See also: Baby Boom; Easterlin, Richard A.; Economic-Demographic Models; Kuznets, Simon.

bibliography

Anderson, Joseph M. 1982. "An Economic-Demographic Model of the U.S. Labor Market." In Research in Population Economics, Vol. 4, ed. J. Simon and P. Lindert. Greenwich, CT: JAI Press.

Chu, C.T. Cyrus, and Huei-Chung Lu. 1995. "Toward a General Analysis of Endogenous Easterlin Cycles." Journal of Population Economics 8:35–57.

Denton, Frank T., and Byron G. Spencer. 1975. Population and the Economy. Lexington, MA: Lexington Books.

Easterlin, Richard A. 1968. Population, Labor Force, and Long Swings in Economic Growth: The American Experience. New York: National Bureau of Economic Research.

Feichtinger, Gustav, and Gerhard Sorger. 1989. "Self-Generated Fertility Waves in a Non-Linear Continuous Overlapping Generations Model." Journal of Population Economics 2: 267–280.

Lee, Ronald Demos. 1974. "The Formal Dynamics of Controlled Populations and the Echo, the Boom and the Bust." Demography 11: 563–585.

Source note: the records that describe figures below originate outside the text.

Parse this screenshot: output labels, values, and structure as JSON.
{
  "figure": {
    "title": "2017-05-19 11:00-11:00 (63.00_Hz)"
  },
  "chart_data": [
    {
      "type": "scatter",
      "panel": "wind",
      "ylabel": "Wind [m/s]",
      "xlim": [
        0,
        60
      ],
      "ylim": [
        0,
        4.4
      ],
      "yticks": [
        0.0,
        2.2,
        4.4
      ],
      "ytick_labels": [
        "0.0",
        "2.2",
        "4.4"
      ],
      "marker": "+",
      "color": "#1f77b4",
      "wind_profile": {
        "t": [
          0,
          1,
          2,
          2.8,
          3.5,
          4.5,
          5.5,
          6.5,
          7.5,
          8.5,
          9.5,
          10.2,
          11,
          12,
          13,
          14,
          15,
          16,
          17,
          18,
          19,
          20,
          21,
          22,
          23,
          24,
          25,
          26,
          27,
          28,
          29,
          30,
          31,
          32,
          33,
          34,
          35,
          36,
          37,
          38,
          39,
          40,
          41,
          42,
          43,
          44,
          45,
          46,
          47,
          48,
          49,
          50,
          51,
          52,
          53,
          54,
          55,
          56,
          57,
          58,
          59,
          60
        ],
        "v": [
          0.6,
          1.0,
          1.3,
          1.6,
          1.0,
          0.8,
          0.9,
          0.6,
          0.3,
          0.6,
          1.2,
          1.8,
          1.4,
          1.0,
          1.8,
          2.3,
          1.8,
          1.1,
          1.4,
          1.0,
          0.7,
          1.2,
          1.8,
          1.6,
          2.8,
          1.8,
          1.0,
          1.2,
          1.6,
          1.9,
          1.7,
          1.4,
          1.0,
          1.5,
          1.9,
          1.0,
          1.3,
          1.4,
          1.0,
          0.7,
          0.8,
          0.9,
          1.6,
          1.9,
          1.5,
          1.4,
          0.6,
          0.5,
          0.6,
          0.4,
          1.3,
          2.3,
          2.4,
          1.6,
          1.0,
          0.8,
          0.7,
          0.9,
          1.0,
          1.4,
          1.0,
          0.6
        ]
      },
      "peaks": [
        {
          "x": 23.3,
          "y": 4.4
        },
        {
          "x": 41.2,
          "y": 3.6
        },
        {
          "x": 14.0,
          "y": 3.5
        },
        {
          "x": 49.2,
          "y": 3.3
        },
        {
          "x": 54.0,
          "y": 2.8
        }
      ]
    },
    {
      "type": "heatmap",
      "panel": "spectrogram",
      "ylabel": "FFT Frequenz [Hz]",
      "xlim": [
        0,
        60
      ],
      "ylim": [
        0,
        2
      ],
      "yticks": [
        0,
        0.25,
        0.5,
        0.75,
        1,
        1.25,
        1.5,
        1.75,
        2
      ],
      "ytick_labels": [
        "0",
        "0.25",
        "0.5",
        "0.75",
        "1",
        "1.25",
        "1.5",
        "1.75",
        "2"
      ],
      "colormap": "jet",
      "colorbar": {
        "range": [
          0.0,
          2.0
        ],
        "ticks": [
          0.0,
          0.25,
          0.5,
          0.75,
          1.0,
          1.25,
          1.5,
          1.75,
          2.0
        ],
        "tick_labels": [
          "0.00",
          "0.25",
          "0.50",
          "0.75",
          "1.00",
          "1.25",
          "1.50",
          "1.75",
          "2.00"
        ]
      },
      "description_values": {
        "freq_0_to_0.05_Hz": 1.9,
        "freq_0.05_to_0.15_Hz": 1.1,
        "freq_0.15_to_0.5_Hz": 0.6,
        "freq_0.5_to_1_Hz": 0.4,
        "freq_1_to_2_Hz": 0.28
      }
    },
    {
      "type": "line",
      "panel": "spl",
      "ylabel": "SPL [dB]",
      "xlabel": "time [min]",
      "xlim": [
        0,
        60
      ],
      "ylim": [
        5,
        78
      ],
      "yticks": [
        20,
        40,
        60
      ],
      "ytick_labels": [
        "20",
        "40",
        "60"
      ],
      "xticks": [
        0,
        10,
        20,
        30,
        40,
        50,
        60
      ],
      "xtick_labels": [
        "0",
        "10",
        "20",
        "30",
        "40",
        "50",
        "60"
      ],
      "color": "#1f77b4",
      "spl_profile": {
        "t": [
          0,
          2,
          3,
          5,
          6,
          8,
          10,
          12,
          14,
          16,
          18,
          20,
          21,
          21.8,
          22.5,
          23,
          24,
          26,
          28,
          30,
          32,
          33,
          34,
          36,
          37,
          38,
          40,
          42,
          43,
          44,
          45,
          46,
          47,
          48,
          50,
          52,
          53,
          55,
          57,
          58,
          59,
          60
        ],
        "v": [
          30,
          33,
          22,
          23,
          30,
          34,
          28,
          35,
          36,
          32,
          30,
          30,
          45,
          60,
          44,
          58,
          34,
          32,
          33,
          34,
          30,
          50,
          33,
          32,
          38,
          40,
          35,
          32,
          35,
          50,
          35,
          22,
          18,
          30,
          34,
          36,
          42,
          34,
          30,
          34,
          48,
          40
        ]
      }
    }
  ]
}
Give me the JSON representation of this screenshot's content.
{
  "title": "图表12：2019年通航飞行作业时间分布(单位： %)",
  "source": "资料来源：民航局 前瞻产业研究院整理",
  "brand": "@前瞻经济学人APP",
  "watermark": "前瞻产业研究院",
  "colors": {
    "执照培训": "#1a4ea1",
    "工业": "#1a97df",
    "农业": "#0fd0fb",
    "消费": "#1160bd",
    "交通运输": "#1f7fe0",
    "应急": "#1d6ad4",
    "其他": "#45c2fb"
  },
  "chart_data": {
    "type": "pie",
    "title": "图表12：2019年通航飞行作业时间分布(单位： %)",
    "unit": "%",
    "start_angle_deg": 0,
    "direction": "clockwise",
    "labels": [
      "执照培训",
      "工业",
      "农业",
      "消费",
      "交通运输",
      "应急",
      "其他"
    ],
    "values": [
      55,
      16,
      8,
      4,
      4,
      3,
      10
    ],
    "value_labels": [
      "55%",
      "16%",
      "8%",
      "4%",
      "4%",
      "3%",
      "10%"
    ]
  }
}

——. 1976. "Demographic Forecasting and the Easterlin Hypothesis." Population and Development Review 2: 459–72.

Macunovich, Diane J. 1999. "The Fortunes of One's Birth: Relative Cohort Size and the Youth Labor Market in the U.S." Journal of Population Economics 12: 215–272.

Samuelson, Paul A. 1976. "An Economist's Non-Linear Model of Self-Generated Fertility Waves." Population Studies 30: 243–248.

Wachter, Kenneth W. 1991. "Elusive Cycles: Are There Dynamically Possible Lee-Easterlin Models for U.S. Births?" Population Studies 45: 109–135.

Wachter, Kenneth W., and Ronald Demos Lee. 1989. "U.S. Births and Limit Cycle Models." Demography 26(1): 99–115.